Crypto Fraud Mastermind Sentenced to 20 Years, Vanishes Before Serving Prison Term
A federal court in the United States has sentenced Daren Li, a 42-year-old dual national of China and St. Kitts and Nevis, to 20 years in prison for masterminding a global cryptocurrency investment fraud worth nearly ₹610 crore ($73.6 million). The sentencing, however, has been rendered effectively meaningless after Li fled in December 2025 by removing his electronic ankle monitor, leaving him at large and underscoring the challenges of prosecuting transnational cybercrime.
Background and Context
The sophisticated operation represents one of the largest recent examples of “pig butchering” scams, a deceptive practice where criminals spend weeks or months cultivating relationships with victims before convincing them to invest in fraudulent schemes. According to court records, the network was primarily operated from Cambodia, which has emerged as a significant hub for transnational cyber fraud operations. Victims were targeted through social media platforms, dating applications, unsolicited phone calls, and text messages, with fraudsters impersonating romantic partners, financial advisers, or successful cryptocurrency traders.
Key Figures and Entities
Li pleaded guilty in November 2024 to conspiracy to launder funds obtained through fraudulent cryptocurrency investment schemes. Court documents identify him as the first defendant directly involved in receiving and transferring victim funds to be formally sentenced. The operation functioned like a corporate enterprise, employing recruiters, relationship managers, financial operators, and money-laundering specialists working in coordination. Eight co-conspirators have already pleaded guilty in connection with the case, though prosecutors emphasized Li's central role in the financial pipeline that processed stolen funds.
Legal and Financial Mechanisms
The criminal enterprise utilized sophisticated fake cryptocurrency trading platforms designed to mimic legitimate exchanges. These platforms displayed fabricated gains to encourage larger deposits, with initial investments appearing profitable to build false confidence. According to prosecutors, approximately ₹500 crore ($60 million) of the total fraudulent proceeds were routed through US-based shell companies specifically established to conceal the origin of the funds. The money was subsequently converted into cryptocurrency, creating multiple layers of complexity that significantly hindered tracing and recovery efforts. In some instances, fraudsters impersonated technical support executives to convince victims to transfer additional funds to resolve fictitious technical issues.

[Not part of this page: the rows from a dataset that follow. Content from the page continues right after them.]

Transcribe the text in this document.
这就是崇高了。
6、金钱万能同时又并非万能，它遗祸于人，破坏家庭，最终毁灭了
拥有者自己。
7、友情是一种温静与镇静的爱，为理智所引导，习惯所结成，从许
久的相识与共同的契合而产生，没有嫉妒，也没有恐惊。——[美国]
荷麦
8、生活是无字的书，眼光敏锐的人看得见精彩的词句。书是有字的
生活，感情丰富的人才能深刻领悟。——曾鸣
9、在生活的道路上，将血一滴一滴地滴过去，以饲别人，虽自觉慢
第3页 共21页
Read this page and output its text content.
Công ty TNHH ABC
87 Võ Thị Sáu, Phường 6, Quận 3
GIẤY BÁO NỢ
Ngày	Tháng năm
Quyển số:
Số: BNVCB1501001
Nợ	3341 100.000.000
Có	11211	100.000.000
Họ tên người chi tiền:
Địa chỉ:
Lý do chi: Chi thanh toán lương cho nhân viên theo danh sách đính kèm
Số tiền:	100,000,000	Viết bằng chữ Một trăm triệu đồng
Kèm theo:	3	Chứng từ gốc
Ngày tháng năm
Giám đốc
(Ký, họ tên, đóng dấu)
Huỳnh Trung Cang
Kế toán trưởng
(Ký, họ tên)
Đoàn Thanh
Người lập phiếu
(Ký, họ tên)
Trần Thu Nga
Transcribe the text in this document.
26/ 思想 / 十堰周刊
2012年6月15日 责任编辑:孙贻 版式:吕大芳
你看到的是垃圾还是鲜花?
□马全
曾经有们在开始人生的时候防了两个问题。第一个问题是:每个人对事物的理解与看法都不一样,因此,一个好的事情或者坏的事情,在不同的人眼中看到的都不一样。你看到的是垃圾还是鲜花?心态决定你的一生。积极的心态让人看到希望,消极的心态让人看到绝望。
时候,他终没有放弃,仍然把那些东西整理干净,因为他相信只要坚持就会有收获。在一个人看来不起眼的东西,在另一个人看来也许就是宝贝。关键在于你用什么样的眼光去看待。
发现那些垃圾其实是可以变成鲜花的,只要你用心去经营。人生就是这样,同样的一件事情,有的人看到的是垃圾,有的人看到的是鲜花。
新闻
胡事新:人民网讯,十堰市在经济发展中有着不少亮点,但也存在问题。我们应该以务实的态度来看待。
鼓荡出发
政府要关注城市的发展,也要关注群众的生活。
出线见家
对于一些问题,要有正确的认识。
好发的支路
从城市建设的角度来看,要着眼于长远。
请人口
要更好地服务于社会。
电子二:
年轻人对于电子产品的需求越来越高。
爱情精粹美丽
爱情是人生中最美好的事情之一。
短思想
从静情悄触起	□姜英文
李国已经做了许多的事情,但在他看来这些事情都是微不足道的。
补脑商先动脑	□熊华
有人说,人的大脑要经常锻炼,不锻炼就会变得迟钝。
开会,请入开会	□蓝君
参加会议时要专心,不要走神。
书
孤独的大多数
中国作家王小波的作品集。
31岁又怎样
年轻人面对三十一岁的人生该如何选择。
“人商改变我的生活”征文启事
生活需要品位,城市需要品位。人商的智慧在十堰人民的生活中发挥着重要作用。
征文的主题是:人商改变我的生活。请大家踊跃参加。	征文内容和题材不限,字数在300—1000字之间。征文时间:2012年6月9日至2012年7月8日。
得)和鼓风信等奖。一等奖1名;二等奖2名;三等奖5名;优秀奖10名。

International Implications and Policy Response
The investigation, led by the Global Investigative Operations Center of the US Secret Service with assistance from other federal agencies, highlights the industrial scale of modern cryptocurrency fraud and the limitations of current international cooperation mechanisms. Li's escape demonstrates the difficulties law enforcement agencies face in ensuring accountability across jurisdictions. The case has renewed calls for stronger international coordination and faster information-sharing mechanisms to combat cross-border cybercrime operations. Cybersecurity experts continue to warn investors against unsolicited investment offers, particularly those promising unusually high or guaranteed returns in cryptocurrency markets, emphasizing the need for independent verification of unfamiliar trading platforms and online relationships.
Sources
This report draws on US federal court records, statements from the US Secret Service's Global Investigative Operations Center, and legal filings related to the cryptocurrency fraud investigation. The information covers developments from the initial investigation through Li's sentencing and subsequent flight in late 2025.